Is China Playing Safe with its Burma Pipeline Plan?
By WILLIAM BOOT
The Irrawaddy News
BANGKOK—China appears to be making alternative plans in case its Middle East oil transshipment port and pipeline project in Burma fails because of regime change.
The Chinese state-owned oil and gas conglomerate China National Petroleum Corporation (CNPC) is spending at least US $1.5 billion to use Burma as a conduit for oil shipments from the Middle East and Africa. But as a backup in case this scheme has to be abandoned it is now also investing in a multibillion dollar oil project in northern Malaysia.
The CNPC is to play a central role in a regional oil processing and transshipment hub link between the Middle East and China on the northwest coast of Malaysia facing the Indian Ocean just like the port development at Kyaukpyu on Ramree Island on the central Burma coast.
Crude oil from Saudi Arabia and probably also Iran will be shipped to a $10 billion refinery on reclaimed land at Yan in Malaysia’s Kedah state close to the border with southern Thailand.
The refinery will have a capacity of 350,000 barrels a day and CNPC will take at least 200,000 bpd.
The chief Malaysian developer, Merapoh Resources Corporation, says the Chinese are likely to become major shareholders. Industry reports suggest that one of the chief financiers of the Yan project, Hong Kong-based equity procurers Beijing Star, is in fact acting as a proxy for CNPC.
This new plan involving Chinese investment revives a Malaysian idea that rose briefly two years ago and then sank without trace, Bangkok-based oil industry consultant-analyst Sar Watana told The Irrawaddy.
In 2007, Malaysia was looking for financial backing for a west coast transshipment port and cross-country pipeline. The main beneficiary would have been China, but the Chinese seemed to lose interest as the Burma pipeline possibility grew.
The re-emergence of this project with China closely involved implies that the Chinese are not going to rely solely on the Burma transshipment scheme.
Both projects short-cut the long sea journey tankers heading for China’s south and east coasts from north Africa and the Middle East currently have to make via the Malacca Strait and Singapore at the bottom of the Malaysian peninsula.
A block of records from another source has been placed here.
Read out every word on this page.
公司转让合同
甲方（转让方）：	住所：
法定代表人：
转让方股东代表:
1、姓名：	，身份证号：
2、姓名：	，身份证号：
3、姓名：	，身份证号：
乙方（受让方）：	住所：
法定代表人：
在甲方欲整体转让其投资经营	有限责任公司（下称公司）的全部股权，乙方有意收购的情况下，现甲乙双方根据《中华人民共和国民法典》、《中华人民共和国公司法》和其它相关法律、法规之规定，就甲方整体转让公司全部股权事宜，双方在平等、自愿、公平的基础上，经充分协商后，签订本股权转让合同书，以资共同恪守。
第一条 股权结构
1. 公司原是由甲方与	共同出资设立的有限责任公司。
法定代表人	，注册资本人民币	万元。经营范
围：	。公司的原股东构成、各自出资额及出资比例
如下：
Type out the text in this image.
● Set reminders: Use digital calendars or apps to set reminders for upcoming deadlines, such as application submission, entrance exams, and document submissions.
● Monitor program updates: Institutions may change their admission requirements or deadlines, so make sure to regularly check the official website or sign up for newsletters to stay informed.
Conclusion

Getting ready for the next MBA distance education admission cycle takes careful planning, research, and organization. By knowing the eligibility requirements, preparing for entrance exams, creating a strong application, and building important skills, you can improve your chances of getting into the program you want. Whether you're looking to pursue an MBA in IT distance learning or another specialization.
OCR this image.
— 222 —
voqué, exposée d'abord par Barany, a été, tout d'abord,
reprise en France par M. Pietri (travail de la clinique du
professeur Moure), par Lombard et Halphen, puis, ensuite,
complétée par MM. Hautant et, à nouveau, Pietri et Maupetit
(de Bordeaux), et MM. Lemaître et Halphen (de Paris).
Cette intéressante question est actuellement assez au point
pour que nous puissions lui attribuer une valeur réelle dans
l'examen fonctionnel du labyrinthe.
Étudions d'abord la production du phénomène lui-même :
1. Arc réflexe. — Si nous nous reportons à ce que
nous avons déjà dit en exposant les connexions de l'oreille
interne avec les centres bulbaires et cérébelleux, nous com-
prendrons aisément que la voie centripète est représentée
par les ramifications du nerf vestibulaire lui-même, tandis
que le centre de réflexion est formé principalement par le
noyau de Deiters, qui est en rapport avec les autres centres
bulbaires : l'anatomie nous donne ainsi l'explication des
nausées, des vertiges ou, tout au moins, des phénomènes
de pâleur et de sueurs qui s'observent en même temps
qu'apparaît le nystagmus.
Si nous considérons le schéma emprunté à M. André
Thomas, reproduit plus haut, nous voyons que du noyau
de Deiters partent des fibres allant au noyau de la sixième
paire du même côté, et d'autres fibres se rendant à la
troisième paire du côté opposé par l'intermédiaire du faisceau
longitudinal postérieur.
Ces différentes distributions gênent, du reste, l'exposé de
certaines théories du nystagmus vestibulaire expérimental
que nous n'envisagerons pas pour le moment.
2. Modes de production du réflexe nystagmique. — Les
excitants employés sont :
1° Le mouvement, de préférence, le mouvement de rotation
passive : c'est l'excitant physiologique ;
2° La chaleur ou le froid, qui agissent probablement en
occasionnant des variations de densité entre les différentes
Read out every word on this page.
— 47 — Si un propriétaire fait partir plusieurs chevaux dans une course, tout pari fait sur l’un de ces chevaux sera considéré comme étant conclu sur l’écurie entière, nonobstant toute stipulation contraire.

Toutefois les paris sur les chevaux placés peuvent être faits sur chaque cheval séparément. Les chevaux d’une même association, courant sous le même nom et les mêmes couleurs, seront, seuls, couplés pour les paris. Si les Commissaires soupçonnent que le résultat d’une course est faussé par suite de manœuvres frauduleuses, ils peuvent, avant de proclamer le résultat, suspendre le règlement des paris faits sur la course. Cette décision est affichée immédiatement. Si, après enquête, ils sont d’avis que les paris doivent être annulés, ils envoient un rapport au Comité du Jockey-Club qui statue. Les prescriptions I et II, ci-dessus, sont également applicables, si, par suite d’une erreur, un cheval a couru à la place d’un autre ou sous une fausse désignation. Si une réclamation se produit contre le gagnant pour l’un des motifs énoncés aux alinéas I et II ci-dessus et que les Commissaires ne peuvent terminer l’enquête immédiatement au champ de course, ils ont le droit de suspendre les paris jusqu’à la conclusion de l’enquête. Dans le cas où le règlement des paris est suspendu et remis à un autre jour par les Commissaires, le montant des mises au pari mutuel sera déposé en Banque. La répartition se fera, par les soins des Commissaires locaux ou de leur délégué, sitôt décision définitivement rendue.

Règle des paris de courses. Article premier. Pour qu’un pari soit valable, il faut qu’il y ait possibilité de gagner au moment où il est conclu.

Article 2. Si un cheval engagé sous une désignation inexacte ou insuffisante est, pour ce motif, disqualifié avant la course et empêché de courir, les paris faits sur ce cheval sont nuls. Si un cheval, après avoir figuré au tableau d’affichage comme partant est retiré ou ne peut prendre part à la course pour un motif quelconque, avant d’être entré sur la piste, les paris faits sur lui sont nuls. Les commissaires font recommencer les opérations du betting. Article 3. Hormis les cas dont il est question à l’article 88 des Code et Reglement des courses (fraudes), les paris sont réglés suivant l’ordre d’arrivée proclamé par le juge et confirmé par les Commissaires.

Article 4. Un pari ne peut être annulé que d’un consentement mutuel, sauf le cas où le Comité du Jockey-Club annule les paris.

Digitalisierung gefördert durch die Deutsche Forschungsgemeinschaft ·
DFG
More than 60 percent of China’s oil imports pass through the strait.
China has not disclosed how much crude oil it plans to transship through Burma, but the deep-draught port on Ramree Island will be able to handle the biggest bulk tankers. Oil will be pumped 1,200 kilometers in unprocessed form to a refinery in Kunming, capital of neighboring Yunnan province.
There has been speculation that further pipelines inside China will move some of the oil deeper into China to other provinces.
Work on the Burma oil pipeline is supposed to begin before the end of this year, according to Chinese media reports, and be operational by 2012.
The Malaysian refinery at Yan is scheduled to be completed in 2014.
Another Chinese state company, China National Overseas Oil Corporation, had reportedly been involved in Malaysia’s 2007 oil transshipment plans.
According to Malaysia’s Merapoh Resources Corporation, 40 percent of the Yan project will be owned by Beijing Star of Hong Kong.
Beijing Star chairman Li Feng Yi was quoted by The Star newspaper in Malaysia as saying his firm will sell its share in the finished Yan refinery to CNPC.
From a commercial point of view it doesn’t seem to make sense for China to be involved in two major oil trans shipment schemes in fairly close proximity of Southeast Asia, says Collin Reynolds, another industry analyst in Bangkok.
But these Chinese state oil-gas giants have very, very deep pockets, and their primary purpose is supply, not cost, Reynolds told The Irrawaddy.
It begins to look as though China is hedging its bets. Burma is very much a client state right now, with Beijing able to manipulate the military junta for its own ends.